Saudade en bicicleta
Alexandra Ferro
Ferro no fue el padre que me enseñó a andar en bicicleta, él no estuvo presente durante casi toda mi infancia, lo dejé de ver desde que tenía un año. Cuando se separaron, mi mamá y yo nos mudamos a México, donde vive toda mi familia materna. No volví a verlo hasta que cumplí los once. Recuerdo que cuando tenía seis años, mis abuelos eran dueños de una mueblería. En ella había un maniquí vestido de astronauta, yo pasaba tardes enteras fantaseando con que ése era mi padre y paseábamos tomados de la mano. No sé por qué le encontraba parecido con un maniquí, tal vez porque venía de un lugar lejano: no es que Portugal esté en otro planeta, pero para mí sí, y tal vez por eso no había venido a visitarme y yo tenía que conformarme con las llamadas navideñas y las cartas en mi cumpleaños.
Aprendí a andar en bici con ayuda de mi otro papá, el que me crió, el segundo esposo de mi mamá.
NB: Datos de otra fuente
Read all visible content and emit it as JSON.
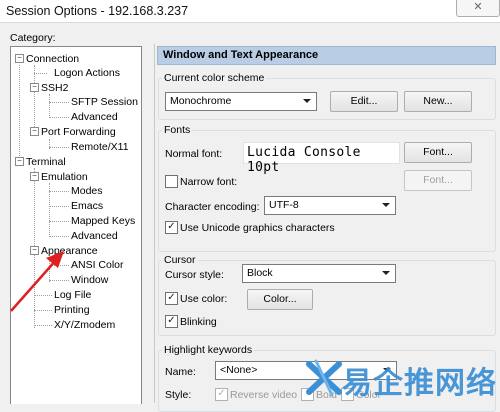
{
  "window": {
    "title": "Session Options - 192.168.3.237",
    "close_label": "✕"
  },
  "category_label": "Category:",
  "tree": [
    {
      "label": "Connection",
      "bullet": "−"
    },
    {
      "label": "Logon Actions"
    },
    {
      "label": "SSH2",
      "bullet": "−"
    },
    {
      "label": "SFTP Session"
    },
    {
      "label": "Advanced"
    },
    {
      "label": "Port Forwarding",
      "bullet": "−"
    },
    {
      "label": "Remote/X11"
    },
    {
      "label": "Terminal",
      "bullet": "−"
    },
    {
      "label": "Emulation",
      "bullet": "−"
    },
    {
      "label": "Modes"
    },
    {
      "label": "Emacs"
    },
    {
      "label": "Mapped Keys"
    },
    {
      "label": "Advanced"
    },
    {
      "label": "Appearance",
      "bullet": "−"
    },
    {
      "label": "ANSI Color"
    },
    {
      "label": "Window"
    },
    {
      "label": "Log File"
    },
    {
      "label": "Printing"
    },
    {
      "label": "X/Y/Zmodem"
    }
  ],
  "main": {
    "header": "Window and Text Appearance",
    "color_scheme": {
      "group_title": "Current color scheme",
      "selected": "Monochrome",
      "edit_label": "Edit...",
      "new_label": "New..."
    },
    "fonts": {
      "group_title": "Fonts",
      "normal_font_label": "Normal font:",
      "normal_font_value": "Lucida Console 10pt",
      "font_button": "Font...",
      "narrow_font_label": "Narrow font:",
      "narrow_font_button": "Font...",
      "encoding_label": "Character encoding:",
      "encoding_value": "UTF-8",
      "unicode_label": "Use Unicode graphics characters",
      "unicode_checked": true,
      "narrow_checked": false
    },
    "cursor": {
      "group_title": "Cursor",
      "style_label": "Cursor style:",
      "style_value": "Block",
      "use_color_label": "Use color:",
      "use_color_checked": true,
      "color_button": "Color...",
      "blinking_label": "Blinking",
      "blinking_checked": true
    },
    "highlight": {
      "group_title": "Highlight keywords",
      "name_label": "Name:",
      "name_value": "<None>",
      "style_label": "Style:",
      "reverse_video_label": "Reverse video",
      "bold_label": "Bold",
      "color_label": "Color"
    }
  },
  "check_glyph": "✓",
  "watermark": {
    "text": "易企推网络",
    "logo_icon": "crossed-x-logo-icon"
  },
  "colors": {
    "header_bg": "#b9cde5",
    "arrow": "#e02020",
    "watermark": "#3b8fd4"
  }
}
Luis me enseñó a andar en bicicleta. Yo reflejaba a la perfección el miedo que sentía mi mamá al verme intentando mantener el equilibrio, pero él no me dejaba rendirme. Su exigente carácter me animaba a no darme por vencida. Gracias a eso aprendí a perseverar hasta alcanzar mis sueños.
A los once años fui a Portugal por primera vez desde la separación de mis padres. El reencuentro con Ferro fue tan incómodo como deseado. En mi alma había tantos sentimientos que no sabía controlar. Allí estaba mi astronauta de tierras lejanas al que no había visto en diez años. Desde esa ocasión, nos veíamos cada verano. Todos los viajes fueron especiales y en ellos construimos una unión especial. Había magia en nuestro cariño.
Ferro murió hace tres años a causa de Covid-19 en la Ciudad de México. Estuvo un mes en el hospital; al no poder hacer nada por él, lo dieron de alta. Nuestras miradas se cruzaron por última vez en mi casa, donde la vida me regaló la oportunidad de decirle una vez más cuánto lo amaba. Mi alma se quebró, se había marchado el astronauta a otro lugar lejano del que no hay regreso. Él ya no estaba aquí, no había manera de cambiarlo.
Gracias a mi esposo, encontré una manera de transitar el duelo: la bicicleta. Me enseñó a pedalear la ausencia definitiva de mi padre.
Mi bici me paseó tantas veces por Ciudad Universitaria los sábados, mientras yo luchaba contra los miedos latentes y un dolor profundo. Escondí mis lágrimas con el viento que rozaba mi rostro, me acariciaba como un pañuelo interminable. El sonido de la cadena girando me consoló como un fado al alma, y el aroma de los árboles me recordaba la tierra que caminamos juntos.
La bici escuchó mi corazón. Con sus ruedas, cadenas, platos y pedales me ayudó a avanzar hacia el consuelo, y recorrió conmigo los días en los que recuperaba la esperanza, paseaba por las conversaciones interminables que sostuve con mi padre mientras tomábamos cerveza. También atravesó conmigo esos días terribles cuando me invadía la culpa por nuestro distanciamiento durante la pandemia, porque fui inflexible al querer protegerlo del temido virus.
La bicicleta me ayudó a sanar mi alma herida y se convirtió en mucho más que un medio de transporte o de diversión: se volvió mi confidente, mi amiga, la medicina de mi cuerpo y mi corazón.